Camina despacio, sosegadamente, sorteando los charcos de la acera. No quiere mancharse ni mojarse ni sentir el invierno en sus pies. Sólo quiere llegar al trabajo y que las horas se le pasen volando. Le gusta sentir la sensación de esperar sólo cinco minutos y salir por la puerta ya, hasta el día siguiente.

Y así, con esa sensación de dejar pasar el tiempo y no pensar en él, echa la mañana no sin antes guardar un pequeño espacio en su cerebro donde el único habitante es Adrián, que por su parte, se ha entretenido toda la mañana en apuntar en un papel la de cosas que tiene que hacer en su casa para entretenerse en su semana de vacaciones.  

Adrián es pintor desde los 16 años. Empezó de peón, como empiezan todos los chavales de su pueblo que tiran por la borda el Graduado Escolar porque lo que desean es vivir la vida. 

Un tal día como hoy



Hace un día de perros. Madrid amanece fría y helada, con reminiscencias de la lluvia que cayó anoche. Hoy podría ser cualquier martes de cualquier mes de noviembre, sin embargo estamos ya en 2007 y nada me hace sospechar la que se nos viene encima dentro de unas horas, cuando periódicos de todo el mundo, informativos de radio y televisión y corredores de bolsa, descubran que los atisbos que sospechaban eran signos de una incipiente crisis financiera, se ha convertido en un monstruo lo suficientemente voraz como para acabar con los sueños toda una Nación. Nada hace presagiar que el paro se va a convertir en no una, sino la principal preocupación de la sociedad de nuestro país, con estadísticas muy por encima de otros puntos negros como el terrorismo, la inmigración o la propia política.

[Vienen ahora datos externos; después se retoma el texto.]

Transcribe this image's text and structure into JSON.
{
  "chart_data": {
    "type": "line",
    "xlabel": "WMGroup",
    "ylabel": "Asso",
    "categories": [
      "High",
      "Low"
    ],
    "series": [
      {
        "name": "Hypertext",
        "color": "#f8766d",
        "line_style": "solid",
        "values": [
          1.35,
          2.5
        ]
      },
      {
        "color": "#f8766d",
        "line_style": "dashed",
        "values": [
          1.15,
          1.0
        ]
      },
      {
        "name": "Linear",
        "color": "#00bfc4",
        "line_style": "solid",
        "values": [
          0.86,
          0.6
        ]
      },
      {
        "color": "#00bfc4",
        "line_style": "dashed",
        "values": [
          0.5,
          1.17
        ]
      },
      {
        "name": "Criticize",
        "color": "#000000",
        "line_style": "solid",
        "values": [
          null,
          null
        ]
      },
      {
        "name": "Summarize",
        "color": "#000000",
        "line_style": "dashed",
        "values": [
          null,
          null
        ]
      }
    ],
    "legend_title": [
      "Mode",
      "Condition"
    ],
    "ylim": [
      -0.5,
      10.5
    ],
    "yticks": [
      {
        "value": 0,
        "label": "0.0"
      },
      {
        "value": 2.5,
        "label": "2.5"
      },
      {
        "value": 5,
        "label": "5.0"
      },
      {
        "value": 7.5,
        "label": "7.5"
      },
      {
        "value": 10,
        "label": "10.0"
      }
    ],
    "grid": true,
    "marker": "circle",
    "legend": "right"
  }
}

Como os digo, me levanté con la sensación de que era un día más, de que necesitaría la bufanda y los guantes de nieve como cualquier otro día de invierno y, sobre todo, de que todo sería igual. Nada pasa si no pasa nada…

Nada pasa…pero todo está pasando por delante de mis narices. Salgo de casa con la hora pegada a…con la hora pegada como siempre, bajo las escaleras de dos en dos, como siempre y me dirijo al metro si reparar en nada.